ADSM-L

Re: backup performance with db and log on a SAN

2002-09-02 08:01:57
Subject: Re: backup performance with db and log on a SAN
From: Eliza Lau <lau AT VTCAT.CC.VT DOT EDU>
To: ADSM-L AT VM.MARIST DOT EDU
Date: Mon, 2 Sep 2002 06:37:46 -0400
Roger,

Thanks for the detailed analysis.  This is what I was planning to do: moved
the db back to attahced SCSI drives.  Re-configuring one drawer in the Shark
to non-RAID as another person suggested is out of the question since TSM
is using only a small portion of the Shark.  Please read the other messages
that I posed for our SAN configuration.

Eliza

>
> What a FASCINATING data point!
>
> I think the problem is simply that it is RAID5. The WDSF/ADSM/TSM/ITSM
> Database is accessed rather randomly during both normal operations, and
> during database backup. RAID5 is optimized for sequential I/O
> operations. It's great for things like conventional email systems that
> use huge mailbox files, and read and rewrite them all at once. But not
> for this particular database. Massive cache is worse than useless,
> because not only are you reading from random disk locations, but each
> time you do, your RAID box is doing a bunch of wasted I/O to refill the
> cache from someplace else as well. Over and over for each I/O operation.
>
> On our system, I once tried limited RAID on the Database, in software
> using the AIX Logical Volume Manager, and it ran 25% slower on Database
> Backups. Striping hurts, too. So I went the other way, and got bunches
> of small, fast plain old JBOD disks, and it really sped things up. (Ask
> your used equipment dealer about a full drawer of IBM 7133-020 9.1gb SAA
> disk drives - they are cheap and ideally suited to the TSM DB.) Quite
> simply, more disk arms mean a higher multiprogramming level within the
> server, and better performance. Seek distances will always be high with
> a random access pattern, so you want more arms all seeking those long
> distances at the same time.
>
> OTOH, the Log should do fine with RAID5, since it is much more
> sequential. Consider removing TSM Mirroring of the Log when you put it
> back into RAID5.
>
> Can you disable the cache, or at least make it very small? That might
> help.
>
> A very good use of your 2TB black box of storage: Disk Storage Pools.
> The performance aspects of RAID5 should be well suited to online TSM
> Storage Pools. You could finally hold a full day's worth of backups
> online in them, which is an ideal situation as far as managing migration
> and copy pool operations "by the book". This might even make client
> backups run faster.
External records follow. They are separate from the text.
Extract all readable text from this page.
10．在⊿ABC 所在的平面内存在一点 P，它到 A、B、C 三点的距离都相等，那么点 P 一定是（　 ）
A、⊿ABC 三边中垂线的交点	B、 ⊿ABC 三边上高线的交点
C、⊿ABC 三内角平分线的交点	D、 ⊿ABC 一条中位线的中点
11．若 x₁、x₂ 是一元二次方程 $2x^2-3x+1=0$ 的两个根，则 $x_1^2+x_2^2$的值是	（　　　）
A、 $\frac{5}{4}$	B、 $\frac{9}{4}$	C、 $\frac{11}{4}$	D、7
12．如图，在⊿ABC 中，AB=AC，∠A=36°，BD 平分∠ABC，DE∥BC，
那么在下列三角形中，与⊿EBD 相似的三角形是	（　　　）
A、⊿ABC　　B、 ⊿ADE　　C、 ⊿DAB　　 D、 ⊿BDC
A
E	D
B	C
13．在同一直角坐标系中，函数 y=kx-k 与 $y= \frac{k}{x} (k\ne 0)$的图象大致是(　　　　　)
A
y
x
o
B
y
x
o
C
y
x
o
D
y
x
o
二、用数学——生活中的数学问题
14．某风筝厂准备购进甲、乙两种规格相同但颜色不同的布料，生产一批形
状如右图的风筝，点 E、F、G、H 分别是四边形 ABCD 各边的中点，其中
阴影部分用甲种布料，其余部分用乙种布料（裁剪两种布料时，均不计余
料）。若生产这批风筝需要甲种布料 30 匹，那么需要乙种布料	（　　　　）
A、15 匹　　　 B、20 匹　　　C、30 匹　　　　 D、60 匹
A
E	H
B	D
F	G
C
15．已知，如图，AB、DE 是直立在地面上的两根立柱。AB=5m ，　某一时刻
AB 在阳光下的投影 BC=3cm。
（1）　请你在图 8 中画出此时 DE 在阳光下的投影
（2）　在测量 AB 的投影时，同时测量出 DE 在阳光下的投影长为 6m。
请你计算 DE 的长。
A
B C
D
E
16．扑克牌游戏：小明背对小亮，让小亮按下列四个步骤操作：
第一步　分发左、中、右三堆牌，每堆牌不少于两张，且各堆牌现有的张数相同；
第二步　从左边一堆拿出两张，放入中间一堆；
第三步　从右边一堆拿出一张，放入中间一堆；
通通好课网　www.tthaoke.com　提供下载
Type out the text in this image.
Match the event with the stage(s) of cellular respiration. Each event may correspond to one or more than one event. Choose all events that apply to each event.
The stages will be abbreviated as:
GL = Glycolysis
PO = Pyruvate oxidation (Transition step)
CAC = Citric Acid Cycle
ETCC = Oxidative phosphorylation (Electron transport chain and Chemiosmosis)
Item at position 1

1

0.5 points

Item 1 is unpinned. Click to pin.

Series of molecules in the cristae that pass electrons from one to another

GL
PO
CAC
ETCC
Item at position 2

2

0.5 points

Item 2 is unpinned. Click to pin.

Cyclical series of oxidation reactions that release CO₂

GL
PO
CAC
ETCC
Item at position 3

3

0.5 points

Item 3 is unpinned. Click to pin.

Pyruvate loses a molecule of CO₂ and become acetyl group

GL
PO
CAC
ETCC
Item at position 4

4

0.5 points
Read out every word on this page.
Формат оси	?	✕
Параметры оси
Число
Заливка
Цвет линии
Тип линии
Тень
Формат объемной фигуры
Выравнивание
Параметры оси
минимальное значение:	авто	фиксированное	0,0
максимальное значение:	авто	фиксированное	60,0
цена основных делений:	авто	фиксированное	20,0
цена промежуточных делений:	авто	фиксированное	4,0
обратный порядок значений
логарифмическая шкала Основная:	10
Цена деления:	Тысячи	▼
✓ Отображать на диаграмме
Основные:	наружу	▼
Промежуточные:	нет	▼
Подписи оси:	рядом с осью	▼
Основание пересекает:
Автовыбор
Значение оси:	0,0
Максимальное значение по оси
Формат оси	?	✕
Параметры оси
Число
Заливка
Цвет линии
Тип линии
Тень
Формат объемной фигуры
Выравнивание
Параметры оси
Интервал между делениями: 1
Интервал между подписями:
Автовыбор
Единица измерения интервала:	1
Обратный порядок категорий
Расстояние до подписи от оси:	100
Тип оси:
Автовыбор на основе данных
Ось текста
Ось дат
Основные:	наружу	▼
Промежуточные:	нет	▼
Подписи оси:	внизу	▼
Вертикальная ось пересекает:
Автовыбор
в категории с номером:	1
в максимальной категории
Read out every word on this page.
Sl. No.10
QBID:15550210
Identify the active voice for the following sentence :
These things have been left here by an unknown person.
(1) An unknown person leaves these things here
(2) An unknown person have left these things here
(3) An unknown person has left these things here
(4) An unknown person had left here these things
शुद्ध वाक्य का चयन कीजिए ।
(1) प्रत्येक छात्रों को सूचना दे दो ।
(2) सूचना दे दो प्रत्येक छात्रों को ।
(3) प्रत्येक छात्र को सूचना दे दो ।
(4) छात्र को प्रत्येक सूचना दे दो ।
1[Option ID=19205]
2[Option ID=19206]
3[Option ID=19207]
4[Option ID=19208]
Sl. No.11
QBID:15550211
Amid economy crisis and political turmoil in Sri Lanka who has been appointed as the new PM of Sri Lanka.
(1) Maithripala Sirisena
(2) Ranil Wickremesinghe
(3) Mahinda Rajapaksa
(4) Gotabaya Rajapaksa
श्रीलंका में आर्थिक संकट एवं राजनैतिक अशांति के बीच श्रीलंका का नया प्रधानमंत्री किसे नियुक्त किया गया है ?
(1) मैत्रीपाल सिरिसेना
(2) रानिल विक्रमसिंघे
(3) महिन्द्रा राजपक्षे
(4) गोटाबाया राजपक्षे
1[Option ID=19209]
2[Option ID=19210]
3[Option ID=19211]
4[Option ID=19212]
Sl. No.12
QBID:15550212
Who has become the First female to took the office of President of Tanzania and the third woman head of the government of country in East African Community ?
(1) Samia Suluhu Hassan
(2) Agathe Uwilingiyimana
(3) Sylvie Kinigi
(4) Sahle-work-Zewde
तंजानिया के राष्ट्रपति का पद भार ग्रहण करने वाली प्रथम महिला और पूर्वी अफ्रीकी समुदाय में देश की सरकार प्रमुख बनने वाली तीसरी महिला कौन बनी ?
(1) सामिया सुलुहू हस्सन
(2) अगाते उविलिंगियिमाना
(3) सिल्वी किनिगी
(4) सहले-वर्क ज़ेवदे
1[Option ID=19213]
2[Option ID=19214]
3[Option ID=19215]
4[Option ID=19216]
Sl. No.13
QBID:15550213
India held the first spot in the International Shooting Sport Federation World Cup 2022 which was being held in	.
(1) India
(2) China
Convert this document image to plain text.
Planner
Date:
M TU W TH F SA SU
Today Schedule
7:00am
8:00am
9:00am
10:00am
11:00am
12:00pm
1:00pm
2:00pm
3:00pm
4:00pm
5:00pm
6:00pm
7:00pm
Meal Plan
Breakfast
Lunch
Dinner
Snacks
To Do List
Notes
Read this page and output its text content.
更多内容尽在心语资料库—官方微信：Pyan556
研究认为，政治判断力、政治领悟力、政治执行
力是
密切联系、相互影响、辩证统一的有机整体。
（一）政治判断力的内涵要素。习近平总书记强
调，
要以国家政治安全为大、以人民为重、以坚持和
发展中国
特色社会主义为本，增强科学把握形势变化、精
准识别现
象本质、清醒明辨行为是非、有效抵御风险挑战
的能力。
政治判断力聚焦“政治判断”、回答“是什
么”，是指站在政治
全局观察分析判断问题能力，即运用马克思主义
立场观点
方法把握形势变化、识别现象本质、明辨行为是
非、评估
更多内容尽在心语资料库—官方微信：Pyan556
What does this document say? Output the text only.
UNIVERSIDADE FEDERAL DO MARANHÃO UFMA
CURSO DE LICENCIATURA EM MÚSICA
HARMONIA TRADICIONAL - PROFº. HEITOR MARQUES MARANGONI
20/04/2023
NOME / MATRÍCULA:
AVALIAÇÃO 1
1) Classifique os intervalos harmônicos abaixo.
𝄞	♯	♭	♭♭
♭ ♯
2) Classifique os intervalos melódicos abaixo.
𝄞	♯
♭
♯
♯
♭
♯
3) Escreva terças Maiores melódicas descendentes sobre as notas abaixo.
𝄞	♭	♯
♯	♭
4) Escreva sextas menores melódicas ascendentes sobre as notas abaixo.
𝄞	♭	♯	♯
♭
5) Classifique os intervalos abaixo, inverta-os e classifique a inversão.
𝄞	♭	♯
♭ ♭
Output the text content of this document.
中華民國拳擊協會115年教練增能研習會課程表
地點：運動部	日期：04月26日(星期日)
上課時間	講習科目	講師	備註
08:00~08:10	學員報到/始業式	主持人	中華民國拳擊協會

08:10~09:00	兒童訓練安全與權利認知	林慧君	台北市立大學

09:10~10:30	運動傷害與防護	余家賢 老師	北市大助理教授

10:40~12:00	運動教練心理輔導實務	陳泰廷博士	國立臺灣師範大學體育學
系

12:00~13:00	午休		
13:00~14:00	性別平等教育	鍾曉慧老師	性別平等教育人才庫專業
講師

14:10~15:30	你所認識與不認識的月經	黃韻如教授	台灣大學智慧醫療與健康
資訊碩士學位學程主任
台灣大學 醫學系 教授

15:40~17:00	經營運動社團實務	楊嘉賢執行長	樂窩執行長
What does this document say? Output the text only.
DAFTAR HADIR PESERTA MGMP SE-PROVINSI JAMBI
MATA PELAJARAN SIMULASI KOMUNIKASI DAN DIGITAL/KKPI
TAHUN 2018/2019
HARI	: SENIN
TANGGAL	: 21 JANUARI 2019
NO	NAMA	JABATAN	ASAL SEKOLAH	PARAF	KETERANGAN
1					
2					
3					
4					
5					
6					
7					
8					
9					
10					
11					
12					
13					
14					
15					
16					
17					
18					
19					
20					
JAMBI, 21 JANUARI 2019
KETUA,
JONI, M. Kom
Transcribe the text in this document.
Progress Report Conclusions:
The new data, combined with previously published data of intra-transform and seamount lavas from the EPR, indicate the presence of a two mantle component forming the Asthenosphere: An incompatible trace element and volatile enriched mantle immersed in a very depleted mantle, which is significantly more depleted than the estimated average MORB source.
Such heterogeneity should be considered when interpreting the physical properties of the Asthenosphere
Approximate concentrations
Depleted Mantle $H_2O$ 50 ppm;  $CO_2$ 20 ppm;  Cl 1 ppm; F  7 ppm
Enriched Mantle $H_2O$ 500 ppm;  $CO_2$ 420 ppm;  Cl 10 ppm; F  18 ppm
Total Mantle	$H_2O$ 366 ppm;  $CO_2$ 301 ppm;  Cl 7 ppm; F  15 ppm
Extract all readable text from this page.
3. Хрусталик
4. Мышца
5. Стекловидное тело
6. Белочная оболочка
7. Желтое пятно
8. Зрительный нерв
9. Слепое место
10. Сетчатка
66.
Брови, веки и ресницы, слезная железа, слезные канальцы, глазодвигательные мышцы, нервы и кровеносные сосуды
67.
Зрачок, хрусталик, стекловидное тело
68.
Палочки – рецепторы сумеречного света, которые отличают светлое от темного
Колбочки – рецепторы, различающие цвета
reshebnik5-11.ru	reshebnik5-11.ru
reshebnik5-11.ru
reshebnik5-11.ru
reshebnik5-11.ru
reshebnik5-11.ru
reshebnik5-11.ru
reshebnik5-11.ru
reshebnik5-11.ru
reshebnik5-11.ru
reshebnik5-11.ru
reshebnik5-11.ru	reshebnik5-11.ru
RAID5 would protect this data from media failure, so
> you don't need to worry about having only one copy of it for a while.
> Another good use: Set up a Reclamation Storage Pool in it, which will
> free up a tape drive and generally speed reclamation. Tape volumes are
> getting huge these days, so you could use this kind of massive storage,
> optimized for sequential operations, very beneficially for this.
>
> So, to summarize, your investment in the SAN-attached Black Box O' Disk
> Space is still good, for everything you probably planned to put in it,
> EXCEPT for the TSM Database. That's only 36GB in your case, so leaving
> it out of the Big Box is removing only 2% of it. If the other 98% works
> well, the people who funded it should be happy.
>
> P.S. I'm preparing a presentation for Share in Dallas next spring on
> this exact topic; I really appreciate interesting data points like this.
> Thank you for sharing it.
>
> Roger Deschner      University of Illinois at Chicago     rogerd AT uic DOT 
> edu
>
>
> On Sat, 31 Aug 2002, Eliza Lau wrote:
>
> >I recently moved the 36G TSM database and 10G log from attached SCSI disk
> >drives to a SAN. Backing the db now takes twice as long as it used to
> >(from 40 minutes to 90 minutes).  The old
> >attached disk drives are non-RAID and TSM mirrored.  The SAN drives are
> >RAID-5 and TSM mirrored.  I know I have to pay a penalty for writing to
> >RAID-5.  But considering the massive cache of the SAN it should not be
> >too bad.  In fact, performance of client backups hasn't suffered.
> >
> >However, the day after the move, I noticed that backup db ran for twice
> >as long.  It just doesn't make sense it will take a 100% performance hit
> >from reading from RAID-5 disks.  Our performance guys looked at the sar
> >data and didn't find any bottlenecks, no excessive iowait, paging, etc.
> >The solution is to move the db and log
> >back to where they were.  But now management says: "We purchased this
> >very expensive 2T IBM SAN and you are saying that you can't use it."
> >Meanwhile, our Oracle people happily report that they are seeing
> >the performance of their applications enjoy a 10% increase.
> >
> >Has anyone put their db and log on a SAN and what is your experience?
> >I have called it in to Tivoli support but has yet to get a callback.
> >Has anyone noticed that support is now very non-responsive?
> >
> >server; AIX 4.3.3,  TSM 4.2.1.15
> >
> >Thanks,
> >Eliza Lau
> >Virginia Tech Computing Center
> >1700 Pratt Drive
> >Blacksburg, VA 24060
> >lau AT vt DOT edu
> >
>